Emma shrank back against the door. Tears suffused the whites of her eyes. ‘Shopping.’

‘And you’ve just assaulted a member of the gardaí,’ Lynch snapped at Bernie Kelly.

‘This is my house! You can’t go barging around like you own the place.’ Bernie marched past Lynch into the kitchen. ‘Come on, let’s have a cup of tea and we can all calm down.’

And that made Lynch even madder.





Eleven





Tessa Ball had lived in a modern two-bedroomed apartment complex next door to the disused St Declan’s Hospital. Lottie squirmed as a shiver wormed its way between her shoulder blades. She didn’t like to dwell on her most recent case which had culminated inside the closed-down hospital.

‘What’s the matter with you?’ Boyd asked. ‘You look like a rat crawled over your face.’

‘Very funny, Boyd.’ She unbuckled her seat belt. ‘Second floor. Apartment 6B.’

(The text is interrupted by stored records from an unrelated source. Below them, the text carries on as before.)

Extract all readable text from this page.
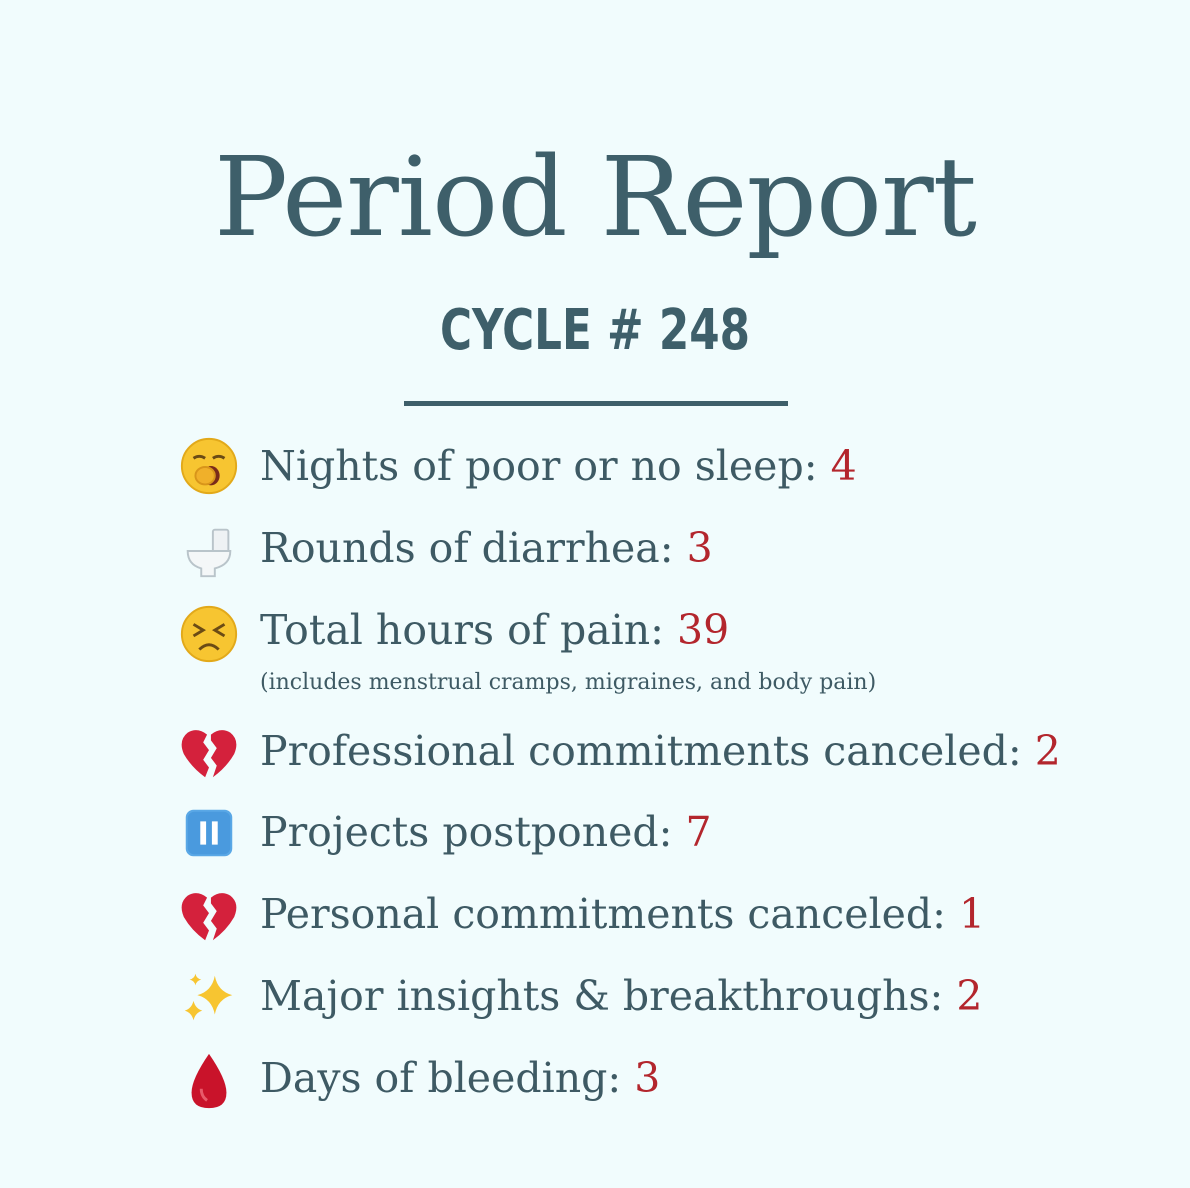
Period Report
CYCLE # 248
Nights of poor or no sleep: 4
Rounds of diarrhea: 3
Total hours of pain: 39
(includes menstrual cramps, migraines, and body pain)
Professional commitments canceled: 2
Projects postponed: 7
Personal commitments canceled: 1
Major insights & breakthroughs: 2
Days of bleeding: 3
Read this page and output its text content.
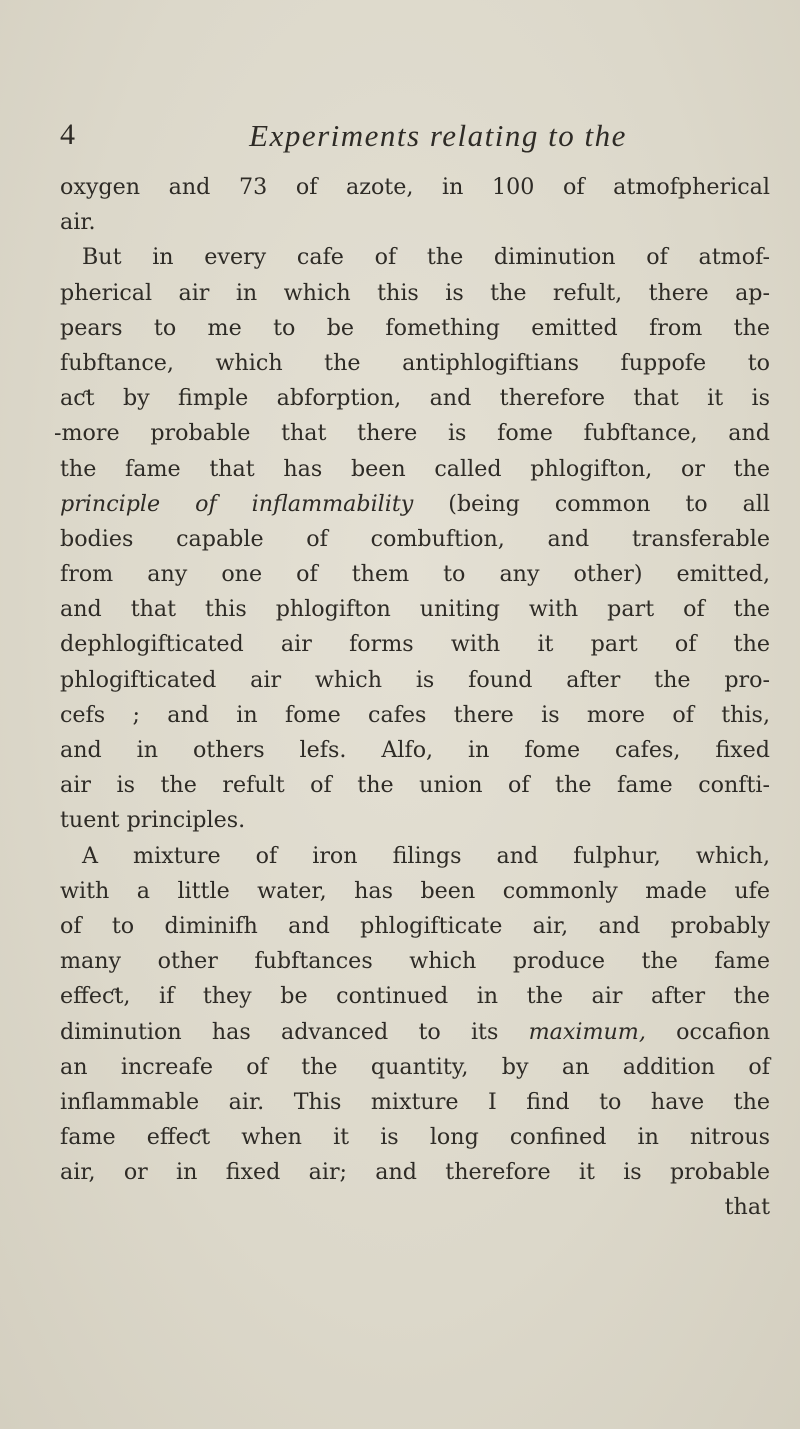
4	Experiments relating to the
oxygen and 73 of azote, in 100 of atmofpherical
air.
But in every cafe of the diminution of atmof-
pherical air in which this is the refult, there ap-
pears to me to be fomething emitted from the
fubftance, which the antiphlogiftians fuppofe to
aƈt by fimple abforption, and therefore that it is
-more probable that there is fome fubftance, and
the fame that has been called phlogifton, or the
principle of inflammability (being common to all
bodies capable of combuftion, and transferable
from any one of them to any other) emitted,
and that this phlogifton uniting with part of the
dephlogifticated air forms with it part of the
phlogifticated air which is found after the pro-
cefs ; and in fome cafes there is more of this,
and in others lefs. Alfo, in fome cafes, fixed
air is the refult of the union of the fame confti-
tuent principles.
A mixture of iron filings and fulphur, which,
with a little water, has been commonly made ufe
of to diminifh and phlogifticate air, and probably
many other fubftances which produce the fame
effeƈt, if they be continued in the air after the
diminution has advanced to its maximum, occafion
an increafe of the quantity, by an addition of
inflammable air. This mixture I find to have the
fame effeƈt when it is long confined in nitrous
air, or in fixed air; and therefore it is probable
that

She tried to avoid splashing in puddles. Her boots would never dry out at this rate. In the clean, square foyer, smelling strongly of disinfectant, they were met with the steel door of an elevator. She pressed a button, stepped inside and waited for Boyd to join her.

The elevator trundled slowly up to the second floor. They exited into a corridor lined with doors.

Stepping into the apartment, Lottie felt around the wall for a light switch and flicked it on. They were standing in a living area. Curtains drawn across the window. The room was split in half by a breakfast bar, behind which lay a galley-type kitchen. A couch piled with cushions in knitted covers was pushed up against the bar. There was a single armchair too, and the floor was covered with flowery deep-pile carpet.

‘Like a return to the seventies,’ Lottie said. ‘I thought these were relatively new apartments?’

‘Built about ten years ago, maybe less. She must have decorated it herself.’

‘I wouldn’t call it decorating; not in the modern sense.’ She appraised the acrylic paintings on the wall and sniffed the air. ‘Wintergreen.’

‘To mask the fusty smell, or maybe she had muscle problems?’ Boyd shrugged and lifted up a newspaper from the coffee table. ‘Yesterday’s Irish Times. No Sun for this lady.’ A basket with wool and knitting needles sat beside the newspaper.

Lottie moved to the window and drew back the brocade curtain. It didn’t add much light to the room. One of those days that refused to brighten up. A moth escaped the darkness and fluttered up to the glass chandelier.

The kitchen counter top was clean and the sink empty. One by one she opened the mahogany doors of the cupboards. Pulling out a few pots, she checked there was nothing hidden.

‘What are we looking for?’ Boyd asked, opening the refrigerator.

‘Make sure you check the freezer box,’ Lottie said, recalling how they’d overlooked evidence in an earlier case.

‘Not even an ice cream.’

She walked down the narrow corridor and opened the first of three doors. Bathroom. She searched the cabinet. No prescription medicines. A packet of paracetamol, a brown bottle containing iron tonic, and a tube of wintergreen. Shampoo bottle on the floor of the green-mosaic-tiled shower. The chrome handrail made her think perhaps Tessa was feeling her age.

The next door appeared to be a spare room. Single bed, neatly made up with a white candlewick bedspread. One locker, empty. Free-standing wardrobe, empty. No boxes on top and nothing under the bed.

‘This one must belong to the lady of the house,’ Boyd said, opening the door.

Lottie bit down a sarcastic retort. Her head was pounding and she needed to get out of the suffocating air as quickly as possible.

Mrs Ball’s bedroom was what she had half expected. An old brass bed, made up with a spread similar to the spare room. A picture of the Sacred Heart hung above it, with the requisite red lamp lit beneath. Lottie got down on her knees, scrabbling beneath the double bed. She sneezed. Mrs Ball’s tidiness hadn’t extended to hoovering under here. Her fingers touched a cardboard box – a shoebox. As she dragged it out, another cloud of dust rose up.

Boyd ran his hand underneath the mattress. ‘Nothing.’

‘I thought all little old ladies stored their life savings under the mattress.’

‘What’s in the box?’ Boyd knelt beside her.